Dalam diri seorang penyair, ada dua aspek yang sering diperbincangkan, yaitu mengenai realitasnya sebagai seorang manusia, dan kapasitasnya sebagai seorang penyair. Dua realitas ini berjalan seiring, saling mempengaruhi dan saling menjelaskan. Dalam arti, pengalaman kemanusiaan sehari-hari tentu akan sangat mempengaruhi kualitas syair, dan sebaliknya, ekspresi-ekspresi kepenyairan merupakan teks penjelas mengenai sisi kemanusiaan seseorang.

Semua penyair adalah manusia, namun, tidak semua manusia menjadi penyair. Dalam konteks ini, kepenyairan merupakan nilai lebih dari sisi kemanusiaan seseorang. Oleh sebab itu, tidak ada salahnya jika seorang penyair ditempatkan pada posisi tertentu dalam sejarah kemanusiaan kita, sambil diiringi hasrat yang kuat untuk memikirkan, memahami dan menghayati renungan-renungan agungnya. Amir Hamzah adalah seorang manusia penyair. Karena kepenyairannya, ia kemudian jadi terkenal; sebaliknya, karena sisi kemanusiaannya yang terlahir sebagai seorang anggota keluarga kesultanan Langkat, ia kemudian dibunuh.

Ia memang terlahir sebagai putera dari seorang keluarga istana, sebuah posisi politik yang tidak selamanya menguntungkan, apalagi pada saat itu. Sekali lagi, ia memang terlahir, bukan melahirkan diri. Sebab ia tak kuasa untuk memilih, apalagi menolak: apakah menjadi bagian dari rakyat jelata, atau bangsawan istana. Dalam hal ini, lahir sebagai seorang bangsawan atau rakyat jelata bukanlah suatu kesalahan, apalagi dosa. Maka, agak susah untuk dipahami, jika kemudian ia dibunuh --bukan terbunuh-- karena suatu realitas yang memang berada dalam dirinya, namun di luar kuasanya.

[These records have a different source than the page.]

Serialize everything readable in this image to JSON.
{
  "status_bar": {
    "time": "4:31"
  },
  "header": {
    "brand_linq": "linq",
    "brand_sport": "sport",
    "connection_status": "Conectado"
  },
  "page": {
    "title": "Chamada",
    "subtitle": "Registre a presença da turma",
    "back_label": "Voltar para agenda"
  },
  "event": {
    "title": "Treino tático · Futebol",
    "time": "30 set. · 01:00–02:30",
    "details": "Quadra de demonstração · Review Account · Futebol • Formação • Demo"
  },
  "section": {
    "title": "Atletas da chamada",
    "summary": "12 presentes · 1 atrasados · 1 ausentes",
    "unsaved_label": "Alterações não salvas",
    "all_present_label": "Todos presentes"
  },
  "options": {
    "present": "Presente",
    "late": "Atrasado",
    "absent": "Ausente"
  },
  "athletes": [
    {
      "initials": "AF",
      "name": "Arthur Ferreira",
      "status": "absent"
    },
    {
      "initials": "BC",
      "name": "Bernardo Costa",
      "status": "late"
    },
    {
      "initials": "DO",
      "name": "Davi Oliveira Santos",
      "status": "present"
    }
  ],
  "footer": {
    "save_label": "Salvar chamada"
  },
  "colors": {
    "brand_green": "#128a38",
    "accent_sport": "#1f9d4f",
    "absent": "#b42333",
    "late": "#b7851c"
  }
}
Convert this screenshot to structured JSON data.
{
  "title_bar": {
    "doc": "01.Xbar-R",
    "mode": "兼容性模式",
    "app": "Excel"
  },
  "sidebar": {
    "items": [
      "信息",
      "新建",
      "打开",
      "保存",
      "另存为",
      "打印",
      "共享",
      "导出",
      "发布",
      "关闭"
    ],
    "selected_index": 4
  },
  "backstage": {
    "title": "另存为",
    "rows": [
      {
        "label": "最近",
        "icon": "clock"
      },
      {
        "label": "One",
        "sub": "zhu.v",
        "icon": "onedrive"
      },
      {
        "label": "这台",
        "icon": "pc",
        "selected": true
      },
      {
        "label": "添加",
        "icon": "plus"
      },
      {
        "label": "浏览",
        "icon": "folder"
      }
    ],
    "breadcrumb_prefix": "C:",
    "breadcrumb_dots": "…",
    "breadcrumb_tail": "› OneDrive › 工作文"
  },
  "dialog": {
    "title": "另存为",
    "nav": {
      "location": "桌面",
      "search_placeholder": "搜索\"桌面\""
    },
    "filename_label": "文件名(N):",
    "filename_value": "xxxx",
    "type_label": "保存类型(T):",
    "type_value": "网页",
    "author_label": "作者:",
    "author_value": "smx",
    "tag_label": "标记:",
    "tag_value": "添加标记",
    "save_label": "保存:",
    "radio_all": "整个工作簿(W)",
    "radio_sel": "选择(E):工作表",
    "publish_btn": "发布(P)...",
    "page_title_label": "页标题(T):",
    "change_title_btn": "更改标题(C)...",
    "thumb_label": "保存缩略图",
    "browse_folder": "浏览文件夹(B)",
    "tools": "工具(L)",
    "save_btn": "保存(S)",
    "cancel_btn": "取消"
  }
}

Harmoni dan konflik adalah dua realitas yang akan terus berlangsung di muka bumi. Lahir pada 28 Januari 1911 di Tanjung Pura, Langkat, Sumatera Utara, Amir tumbuh dan berkembang dalam suasana harmonis keluarga sultan di istana. Sebagaimana kerajaan Melayu lainnya, Langkat juga memiliki tradisi sastra yang kuat. Lingkungan istana inilah yang pertama kali mengenalkan dunia sastra pada dirinya. Ayahnya, Tengku Muhammad Adil adalah seorang pangeran di Langkat yang sangat mencintai sejarah dan sastra Melayu. Pemberian namanya sebagai Amir Hamzah disebabkan ayahnya yang sangat mengagumi Hikayat Amir Hamzah. Ayahnya sering mengadakan pembacaan hikayat semalam suntuk dengan mendatangkan juru hikayat. Di antara hikayat tersebut adalah Hikayat Hang Tuah, Sejarah Melayu, Hikayat Amir Hamzah, Hikayat Ali Hanafiah, Bustanussalatin dan kisah para nabi. Dalam lingkungan yang seperti itulah, kecintaan Amir terhadap sejarah, adat-istiadat dan kesusasteraan negerinya tumbuh. Lingkungan Tanjungpura juga sangat mendukung perkembangan sastra Melayu, mengingat penduduknya kebanyakan datang dari Siak, Kedah, Selangor, Pattani dan beberapa negeri Melayu lainnya. Dari situ, bisa dilihat latar belakang Amir yang tumbuh dalam keluarga dan lingkungan Melayu yang kental. Dalam masa pertumbuhannya di Tanjungpura, ia sekolah di Langkatsche School (kemudian berubah menjadi HIS), sebuah sekolah dengan tenaga pengajar orang-orang Belanda. Pada sore hari, ia belajar mengaji di Maktab Putih di sebuah rumah besar bekas istana Sultan Musa, di belakang Masjid Azizi Langkat. Setelah tamat HIS, Amir melanjutkan studi ke MULO di Medan. Tidak sampai selesai, ia kemudian pindah sekolah ke MULO Jakarta. Saat itu, umurnya masih 14 tahun.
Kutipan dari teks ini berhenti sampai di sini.